Boris Plotnikov (1988′s Heart of a Dog) makes his crediting acting debut in The Ascent is magnificent as Sotnikov. His distant stare and deliberate movements suggest weariness – of the war, of the world. So too as Vladimir Gostyukhin (1991′s Close to Eden) as Rybak – although the greatest moments of his performance appear in the dying minutes of the film, as he struggles with an internal conflict. Anatoly Solonitsyn, as Portnov, is the hard-nosed defector – with no expression suggesting any second thoughts on the devastation he has wreaked on his neighbors, his former friends and colleagues. Solonitsyn’s supporting performance pierces through the film’s moral center, subordinating it to the machinal madness of Nazi policy towards its enemies.
A fascinating, sparsely-cued score by Soviet-German composer Alfred Schnittke complements a film that I would have otherwise imagined to have no music. Schnittke was primarily known for his work in classical music rather than film and television scores. But Schnittke, unlike earlier Soviet composers like Sergei Prokofiev and Dmitri Shostakovich, is not so much interested in nineteenth-century-influenced melodies and rousing idea- or character-driven leitmotifs, but texture, atonalism, and the use of multiple styles of music at once (“polystylism”; which Schnittke is often credited as innovating). Given the discordant and numbing nature of The Ascent, Schnittke’s music – which might be a difficult listen for audiences who are not familiar with the difference with “classical music” and “contemporary classical music” – empowers scenes of physical and spiritual desolation. This is a score that, in the few instances that it appears (especially in a moment resembling Jesus’ last steps to Calvary), is allowed to be front and center when it does.
Larisa Shepitko would not be able to enjoy the subsequent acclaim this film (and her career) would eventually find in the West.
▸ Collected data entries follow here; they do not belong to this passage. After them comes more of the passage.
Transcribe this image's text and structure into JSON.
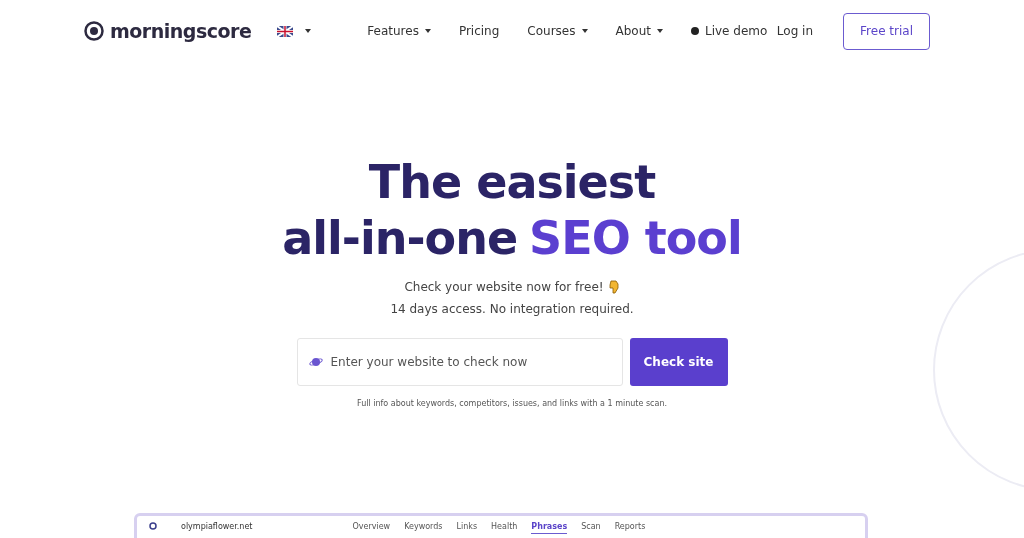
{
  "brand": {
    "name": "morningscore"
  },
  "nav": [
    {
      "label": "Features",
      "dropdown": true,
      "dot": false
    },
    {
      "label": "Pricing",
      "dropdown": false,
      "dot": false
    },
    {
      "label": "Courses",
      "dropdown": true,
      "dot": false
    },
    {
      "label": "About",
      "dropdown": true,
      "dot": false
    },
    {
      "label": "Live demo",
      "dropdown": false,
      "dot": true
    }
  ],
  "login": "Log in",
  "cta": "Free trial",
  "headline": [
    [
      {
        "text": "The easiest",
        "accent": false
      }
    ],
    [
      {
        "text": "all-in-one",
        "accent": false
      },
      {
        "text": "SEO tool",
        "accent": true
      }
    ]
  ],
  "sublines": [
    "Check your website now for free!",
    "14 days access. No integration required."
  ],
  "search": {
    "placeholder": "Enter your website to check now",
    "button": "Check site"
  },
  "note": "Full info about keywords, competitors, issues, and links with a 1 minute scan.",
  "preview": {
    "domain": "olympiaflower.net",
    "tabs": [
      {
        "label": "Overview",
        "selected": false
      },
      {
        "label": "Keywords",
        "selected": false
      },
      {
        "label": "Links",
        "selected": false
      },
      {
        "label": "Health",
        "selected": false
      },
      {
        "label": "Phrases",
        "selected": true
      },
      {
        "label": "Scan",
        "selected": false
      },
      {
        "label": "Reports",
        "selected": false
      }
    ]
  }
}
This overdue appreciation of Shepitko’s work can be attributed to the lack of awareness of Soviet cinema beyond certain directors and attitudes towards female directors. Shepitko, the director of one of the greatest war films of all time, was killed in a car accident in 1979 while scouting shooting locations for an adaptation of Valentin Rasputin’s novel Farewell to Matyora. The accident also took the lives of cinematographer Chukhnov, production designer Yuri Fomenko, and three other members of the crew. Shepitko’s husband, director Elem Klimov, would finish his late spouse’s work in 1983 – two years before the release of his shattering war film Come and See (1985).
This is a film arguing for moral goodness – something unmentioned in Soviet communist ideology. The Ascent, filled with religious visual and thematic allusions, is as spiritual as any Soviet film could possibly be. Its spirituality is displayed and tested in the theater of warfare, making any viewer of this film go through the whirlwind of emotions. Abandonment, desolation, hopelessness, regret all flow through the screen, speaking to those heeding Shepitko’s appeal for conscientiousness when confronted with cruelty.
My rating: 10/10
^ Based on my personal imdb rating. The Ascent is the one hundred and fifty-first feature-length or short film I have rated a ten on imdb (this write-up was expedited before the write-ups on the films that will be the 149th and 150th).